Likewise, the charm and the workload itself must codify this reality. For instance, it should always aim to migrate underlying database schema (if any) in a backwards-compatible way so that the currently running version can still use it while the new version being deployed is working its way towards full deployment.

I agree that charms should be written defensively, but that is true of any code project that you work on. (Validate the input parameters before reacting to them.) I’m actually rather surprised that an error in one charm would cause an error in another. If one application goes into an error state, then it doesn’t set any relation data for the other application to read. Which seems a much safer position than having half-of-the-data be written because it aborted half way through.

In my mind, this isn’t any different from what should you do if you pass an integer to a function that expects a string. Should that function cast every attribute passed to it to a str? Most of the time that is actually the wrong behavior, which will cause unpredictable behavior which is harder to debug than just having a clear error.

The problem of silently ignoring issues, is that then a small issue that isn’t caught ends up slowly making things worse, and then you get the same sort of cascading failures, it just is much harder to figure out the source of the problem. (Because the actual problem is 3 times removed from where you notice the problem.)

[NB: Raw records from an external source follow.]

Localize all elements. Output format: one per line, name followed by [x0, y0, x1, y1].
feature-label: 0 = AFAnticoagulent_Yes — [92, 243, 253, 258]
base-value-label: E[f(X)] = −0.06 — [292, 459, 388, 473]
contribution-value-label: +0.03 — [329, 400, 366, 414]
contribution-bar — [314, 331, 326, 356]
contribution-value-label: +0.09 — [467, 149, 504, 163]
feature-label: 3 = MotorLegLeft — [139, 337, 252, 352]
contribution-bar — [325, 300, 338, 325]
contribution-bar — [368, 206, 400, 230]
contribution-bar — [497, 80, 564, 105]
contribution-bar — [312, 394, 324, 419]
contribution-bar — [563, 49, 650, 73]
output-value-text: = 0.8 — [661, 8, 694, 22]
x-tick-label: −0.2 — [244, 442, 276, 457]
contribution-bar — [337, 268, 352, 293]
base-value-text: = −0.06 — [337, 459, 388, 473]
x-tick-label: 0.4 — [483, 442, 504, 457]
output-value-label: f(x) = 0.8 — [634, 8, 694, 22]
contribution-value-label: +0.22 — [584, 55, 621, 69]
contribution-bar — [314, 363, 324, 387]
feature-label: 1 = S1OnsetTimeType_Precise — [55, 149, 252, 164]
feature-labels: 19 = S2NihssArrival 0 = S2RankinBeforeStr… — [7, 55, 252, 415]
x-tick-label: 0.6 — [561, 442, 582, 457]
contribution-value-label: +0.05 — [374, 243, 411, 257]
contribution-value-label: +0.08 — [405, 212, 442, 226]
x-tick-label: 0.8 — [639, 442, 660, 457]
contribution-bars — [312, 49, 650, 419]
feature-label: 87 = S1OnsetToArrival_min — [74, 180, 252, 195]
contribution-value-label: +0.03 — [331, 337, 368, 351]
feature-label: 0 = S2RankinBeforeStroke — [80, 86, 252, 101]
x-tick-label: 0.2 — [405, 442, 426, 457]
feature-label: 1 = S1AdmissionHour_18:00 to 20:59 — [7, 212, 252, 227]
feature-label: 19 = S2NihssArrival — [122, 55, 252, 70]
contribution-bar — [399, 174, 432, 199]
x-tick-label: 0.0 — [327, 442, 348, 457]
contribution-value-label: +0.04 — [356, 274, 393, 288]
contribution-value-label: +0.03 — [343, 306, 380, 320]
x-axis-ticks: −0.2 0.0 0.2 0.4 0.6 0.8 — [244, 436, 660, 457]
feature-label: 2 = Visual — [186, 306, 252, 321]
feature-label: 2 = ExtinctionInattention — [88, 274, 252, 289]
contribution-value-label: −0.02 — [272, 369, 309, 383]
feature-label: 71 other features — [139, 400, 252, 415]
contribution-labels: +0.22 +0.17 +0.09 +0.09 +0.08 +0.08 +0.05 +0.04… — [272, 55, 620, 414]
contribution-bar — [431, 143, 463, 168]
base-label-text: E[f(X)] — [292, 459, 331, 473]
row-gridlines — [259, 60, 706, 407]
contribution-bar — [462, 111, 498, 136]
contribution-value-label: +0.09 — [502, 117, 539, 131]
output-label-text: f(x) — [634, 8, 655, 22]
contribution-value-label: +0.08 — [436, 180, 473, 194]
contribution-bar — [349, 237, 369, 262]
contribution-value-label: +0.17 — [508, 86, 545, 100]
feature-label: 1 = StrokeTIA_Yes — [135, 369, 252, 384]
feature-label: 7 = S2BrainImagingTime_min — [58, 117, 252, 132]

I absolutely do understand the issue that the person who developed the charm code is likely not to be the person running it in production. So there are times where WARNING is much more appropriate than failure. (yes there is a bug, and that part is broken, but all the other parts could continue to operate.)

I know we have talked a bit in Juju about being able to run a charm in “strict” mode, so that you would get clear errors if you used deprecated methods, etc. It might be interesting to be able to hook into something like that, and have ways of ‘these are non-critical issues’, but if I’m running the charm as the developer, I want tracebacks and error states so that I immediately know to what I need to fix.

Certainly in Juju code itself, we follow a pattern of “don’t put panic() in production code”, but I think having “don’t raise exceptions” would surprise people writing in Python.

Actually I don’t mean erroneous data passed over charm relations, I mean

The problem is when a charm ran into an internal charm error and I had to force remove it. The force removal of one charm is what broke the other charm.

I did get a good point from @thumper on that, though.